When It Does Not Matter
For most small-to-medium deployments with fewer than eight nodes, the latency difference between "closest node" and "any healthy node" is smaller than people think. The transatlantic round-trip is about 80ms. For a web application that renders on the client and makes API calls over persistent connections, that 80ms is paid once on the TLS handshake and amortized across the session. The perceived performance difference is negligible for most users.
If your site is primarily serving static content through a CDN, the origin server's geographic location is irrelevant for most requests. The CDN handles locality. GeoDNS on the origin is solving a problem the CDN already solved.
If your deployment is single-region (multiple nodes, one geography), GeoDNS is completely irrelevant. Round-robin with health checking is strictly simpler and equally effective.
Operational Simplicity as a Design Goal
The deeper lesson here is about choosing simplicity deliberately, not by default. We did not start with round-robin because we were lazy. We started with GeoDNS because it seemed like the right engineering choice. We moved to round-robin after six months of operating GeoDNS and discovering that the operational cost exceeded the latency benefit.
Simplicity is not the absence of engineering. It is the result of engineering that understands its own constraints. Our constraints were: small team, four nodes, moderate traffic, tolerance for 100ms of additional latency. Given those constraints, the simplest architecture that met our requirements was the correct architecture.

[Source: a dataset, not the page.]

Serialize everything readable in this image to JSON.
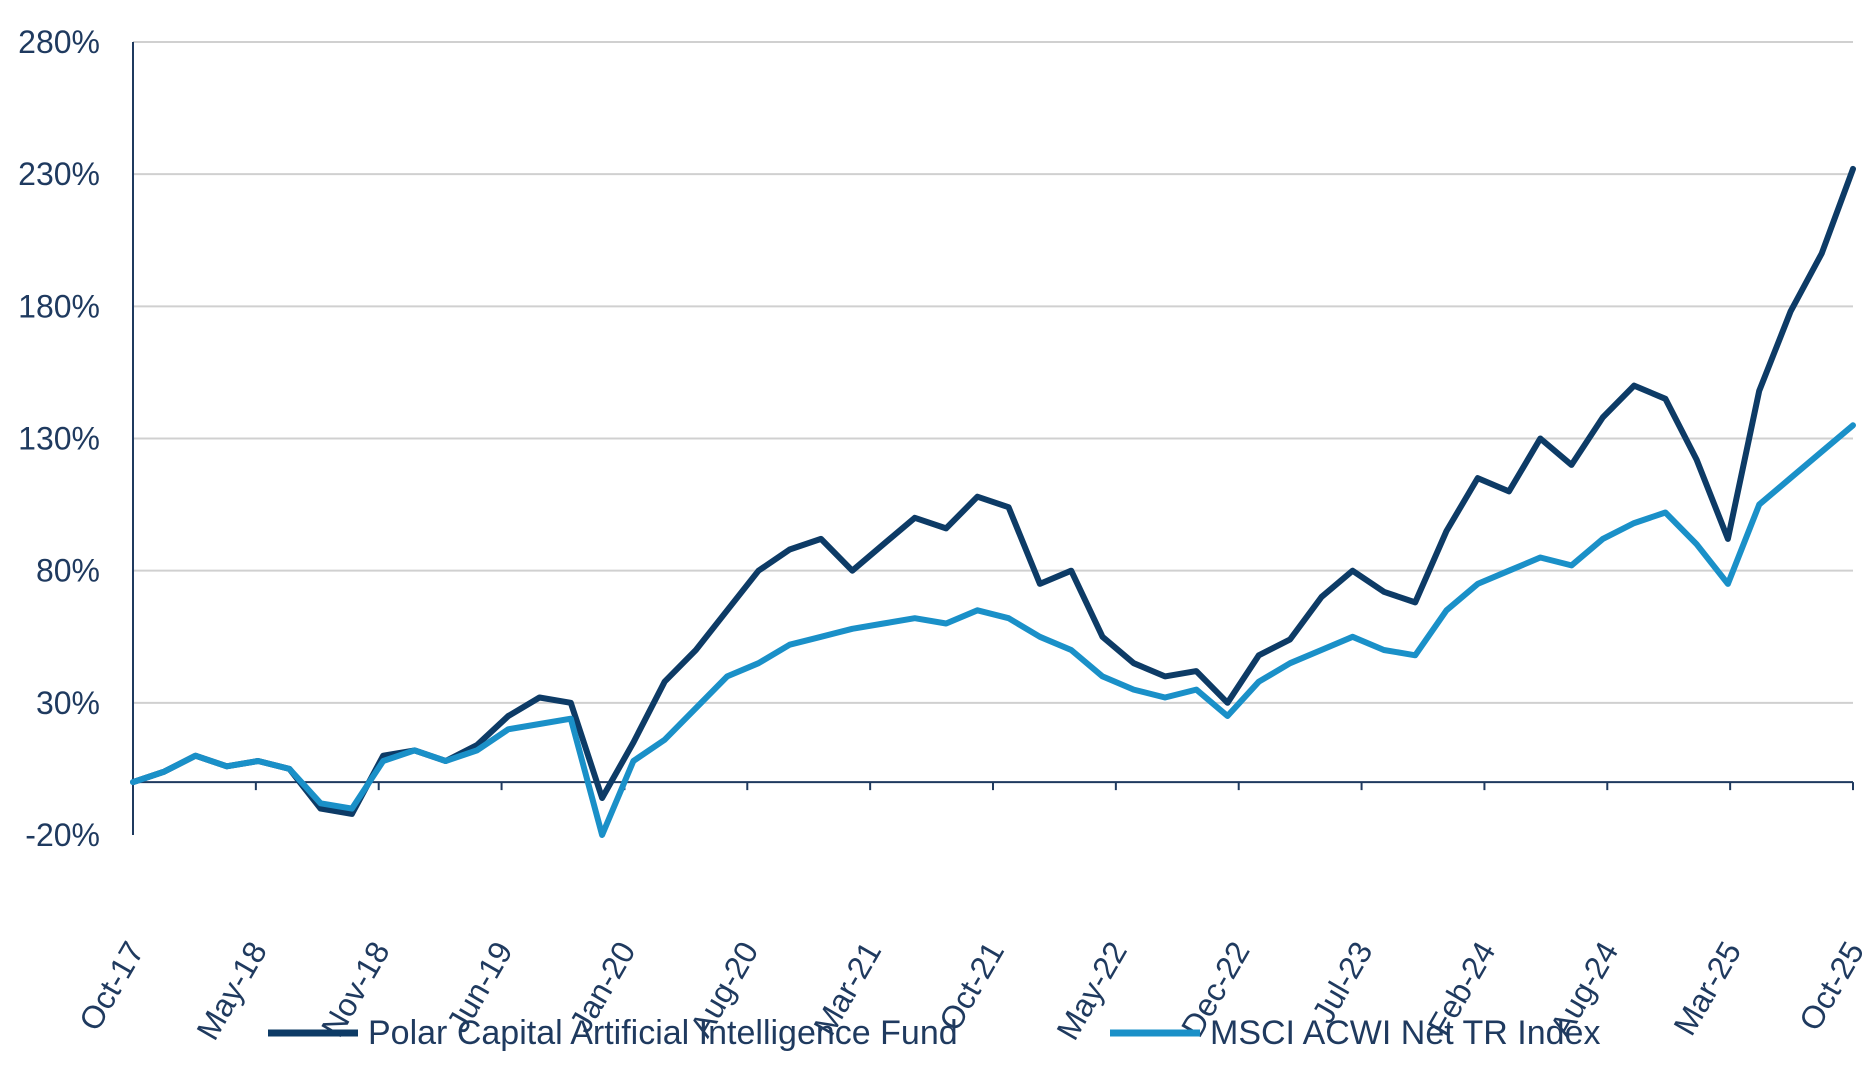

If your constraints are different -- large team, dozens of nodes, latency-critical workloads -- your architecture should be different too. The point is not that round-robin is always right. The point is that you should be able to articulate, in concrete terms, what GeoDNS buys you and what it costs you. If the answer to "what does it buy us" is "30ms of P50 improvement for 60% of users," and the answer to "what does it cost us" is "a Lua codebase inside our DNS server, a GeoIP database update process, custom health check integration, and an extra hour of debugging every time something goes wrong," then you have the information you need to make the decision.
We made ours. Six months later, we have not looked back.
The Checklist
For anyone considering the same migration, here is what we did, in order:
Measure first. Before removing GeoDNS, we ran synthetic probes from multiple geographies for two months. We knew our P50, P95, and misrouting rate before we changed anything. This gave us a baseline to compare against.
Build the mesh first. WireGuard and BGP were deployed and stable for three weeks before we touched DNS. We verified full-mesh connectivity, BGP route exchange, and HAProxy health checking across all nodes. The overlay was production-ready before it carried production traffic.
Add round-robin records alongside GeoDNS. We added a test hostname (test.example.com) with all four IPs in round-robin and pointed our synthetic probes at it. This let us measure round-robin latency in parallel with GeoDNS latency for the production hostname.
Switch DNS in one step. Once we were confident in the measurements, we replaced the LUA record with plain A records. The TTL ensured full propagation within five minutes. HAProxy handled the transition transparently.
Monitor for two weeks. We watched P50, P95, error rates, and HAProxy backend health status for two weeks after the switch. P95 improved within the first day. P50 increased by 20-30ms, as expected. Error rates were unchanged.
Remove the LUA code. Only after confirming stable operation did we remove the LUA records, the GeoIP database update cron job, and the custom health check integration from the DNS server. Removing code felt better than adding it.
The total migration took three weeks from first synthetic probe to final cleanup. The hardest part was not the technical work. It was convincing ourselves that "simpler" was not the same as "worse."